My family returned from another fun weekend in Traverse City, probably the most beautiful place on earth you’ve never heard of. The area has vineyards, cherry and peach orchards, islands, peninsulas, sand dunes, Petoskey stones, and a vast, unsalted ocean. It’s Tuscany with water.
We were saddened to see so many dead buds on the fruit trees—apparently the date of the last killer frosts is not advancing as quickly as the start of spring, and there may not be many cherries or peaches this year. This is terrible news, especially for the farmers.

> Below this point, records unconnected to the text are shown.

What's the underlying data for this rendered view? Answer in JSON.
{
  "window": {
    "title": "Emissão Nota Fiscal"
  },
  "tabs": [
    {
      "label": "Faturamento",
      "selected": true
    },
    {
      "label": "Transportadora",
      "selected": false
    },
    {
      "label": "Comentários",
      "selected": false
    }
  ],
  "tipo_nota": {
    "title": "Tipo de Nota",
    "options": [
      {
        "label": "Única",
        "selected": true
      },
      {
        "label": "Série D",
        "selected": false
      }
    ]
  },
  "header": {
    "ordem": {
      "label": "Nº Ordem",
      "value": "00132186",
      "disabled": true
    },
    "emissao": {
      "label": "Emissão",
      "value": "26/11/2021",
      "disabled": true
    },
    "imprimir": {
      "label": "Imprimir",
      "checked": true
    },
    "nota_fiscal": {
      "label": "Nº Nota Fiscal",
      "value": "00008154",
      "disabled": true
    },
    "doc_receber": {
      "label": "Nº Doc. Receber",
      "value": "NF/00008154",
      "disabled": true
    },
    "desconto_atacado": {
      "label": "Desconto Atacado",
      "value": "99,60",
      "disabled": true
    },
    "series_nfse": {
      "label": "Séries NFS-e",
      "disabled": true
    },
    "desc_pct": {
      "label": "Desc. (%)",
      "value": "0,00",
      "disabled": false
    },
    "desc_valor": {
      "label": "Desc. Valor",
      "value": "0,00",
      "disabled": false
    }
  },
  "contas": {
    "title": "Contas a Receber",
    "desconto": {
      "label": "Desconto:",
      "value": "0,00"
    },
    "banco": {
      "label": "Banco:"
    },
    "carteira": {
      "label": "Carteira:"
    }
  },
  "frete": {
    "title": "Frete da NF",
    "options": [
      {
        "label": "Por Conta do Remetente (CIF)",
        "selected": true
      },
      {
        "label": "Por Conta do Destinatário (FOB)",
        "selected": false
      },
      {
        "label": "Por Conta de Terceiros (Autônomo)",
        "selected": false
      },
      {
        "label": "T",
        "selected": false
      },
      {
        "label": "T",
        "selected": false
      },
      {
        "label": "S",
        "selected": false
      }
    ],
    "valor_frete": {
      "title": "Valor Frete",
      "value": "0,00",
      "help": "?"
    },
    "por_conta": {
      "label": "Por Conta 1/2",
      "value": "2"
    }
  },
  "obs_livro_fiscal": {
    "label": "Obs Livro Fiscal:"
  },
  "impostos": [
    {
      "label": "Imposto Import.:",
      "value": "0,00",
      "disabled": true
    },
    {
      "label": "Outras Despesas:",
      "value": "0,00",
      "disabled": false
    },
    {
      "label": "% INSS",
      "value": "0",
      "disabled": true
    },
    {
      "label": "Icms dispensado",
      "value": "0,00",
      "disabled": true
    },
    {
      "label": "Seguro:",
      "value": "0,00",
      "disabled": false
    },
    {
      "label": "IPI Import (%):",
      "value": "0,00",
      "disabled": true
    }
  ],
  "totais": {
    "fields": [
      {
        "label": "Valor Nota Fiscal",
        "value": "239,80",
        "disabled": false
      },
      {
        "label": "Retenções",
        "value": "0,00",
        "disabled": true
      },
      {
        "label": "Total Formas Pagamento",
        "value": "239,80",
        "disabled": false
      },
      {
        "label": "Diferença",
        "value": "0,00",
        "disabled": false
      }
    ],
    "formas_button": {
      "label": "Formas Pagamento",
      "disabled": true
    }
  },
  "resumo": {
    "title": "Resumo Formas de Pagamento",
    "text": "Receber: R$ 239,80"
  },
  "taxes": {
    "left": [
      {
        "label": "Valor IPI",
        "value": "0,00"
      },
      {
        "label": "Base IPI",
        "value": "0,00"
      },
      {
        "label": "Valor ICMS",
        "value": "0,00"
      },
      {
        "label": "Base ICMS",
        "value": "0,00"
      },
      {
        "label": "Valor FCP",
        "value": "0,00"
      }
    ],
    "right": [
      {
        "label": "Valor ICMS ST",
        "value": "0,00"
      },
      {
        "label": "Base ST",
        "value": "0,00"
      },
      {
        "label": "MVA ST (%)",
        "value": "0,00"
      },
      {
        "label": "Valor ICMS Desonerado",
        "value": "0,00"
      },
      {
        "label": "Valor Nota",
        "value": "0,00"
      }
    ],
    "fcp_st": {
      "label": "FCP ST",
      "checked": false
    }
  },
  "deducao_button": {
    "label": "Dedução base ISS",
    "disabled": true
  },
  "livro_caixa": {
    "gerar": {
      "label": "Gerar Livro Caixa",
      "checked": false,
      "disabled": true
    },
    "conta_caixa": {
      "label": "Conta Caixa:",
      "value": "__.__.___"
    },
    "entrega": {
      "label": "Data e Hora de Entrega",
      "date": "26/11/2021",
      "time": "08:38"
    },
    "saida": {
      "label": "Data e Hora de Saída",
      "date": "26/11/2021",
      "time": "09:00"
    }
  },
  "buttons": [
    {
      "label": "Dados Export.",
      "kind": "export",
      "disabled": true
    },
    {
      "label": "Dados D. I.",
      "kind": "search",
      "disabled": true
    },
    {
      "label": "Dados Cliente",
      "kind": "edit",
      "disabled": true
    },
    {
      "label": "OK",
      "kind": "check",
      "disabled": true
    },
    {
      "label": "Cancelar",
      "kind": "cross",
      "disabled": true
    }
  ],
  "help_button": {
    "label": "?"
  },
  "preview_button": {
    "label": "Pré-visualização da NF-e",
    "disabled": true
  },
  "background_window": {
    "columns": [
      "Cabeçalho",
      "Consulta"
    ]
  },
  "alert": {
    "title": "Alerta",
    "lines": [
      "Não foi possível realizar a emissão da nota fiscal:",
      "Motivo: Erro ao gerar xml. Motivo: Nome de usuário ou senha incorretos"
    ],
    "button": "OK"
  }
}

We really enjoyed our time at Immanuel Baptist Church yesterday (even my 13 year old son commented that it seemed like a great church). Pastors Matt Heron and Ben Whipple had returned from an inspiring week at T4G, and I was eager to hear about their encouraging time in Louisville.
Last week I noticed that at least one theologian was questioning whether the pastors who assemble for such gatherings truly understood the gospel, or whether they had reduced the Lordship of Christ to a message that merely told sinners how to be saved. I think we had this conversation in the nineties, with John MacArthur challenging Zane Hodges and Charles Ryrie, but this time I don’t believe the charge is justified.
At least not at Immanuel. Matt and Ben are the quintessential T4G pastors—young, hip, and focused on Jesus, Scripture, and both the temporal and eternal application of the gospel. Yesterday we celebrated the gospel as very good news—with exuberant worship and unvarnished testimonials—a message which resonated with the many young people who attended.
But while he emphasized that Jesus saves us from sin, Matt also explained that following Jesus leads them to end suffering wherever they find it. To this end Immanuel unites with other churches to host all day clinics which provide medical care, financial counseling, and many other services which meet the community’s physical needs.
While the Spirit’s work at Immanuel is particularly exciting, I don’t think it’s unusual. I could name many GRTS graduates who are TGC members who are capably leading their churches to cherish Jesus as both Savior and Lord. These theologically conservative leaders agree with the criticism that the gospel must transform how we live now. They just don’t think it describes them.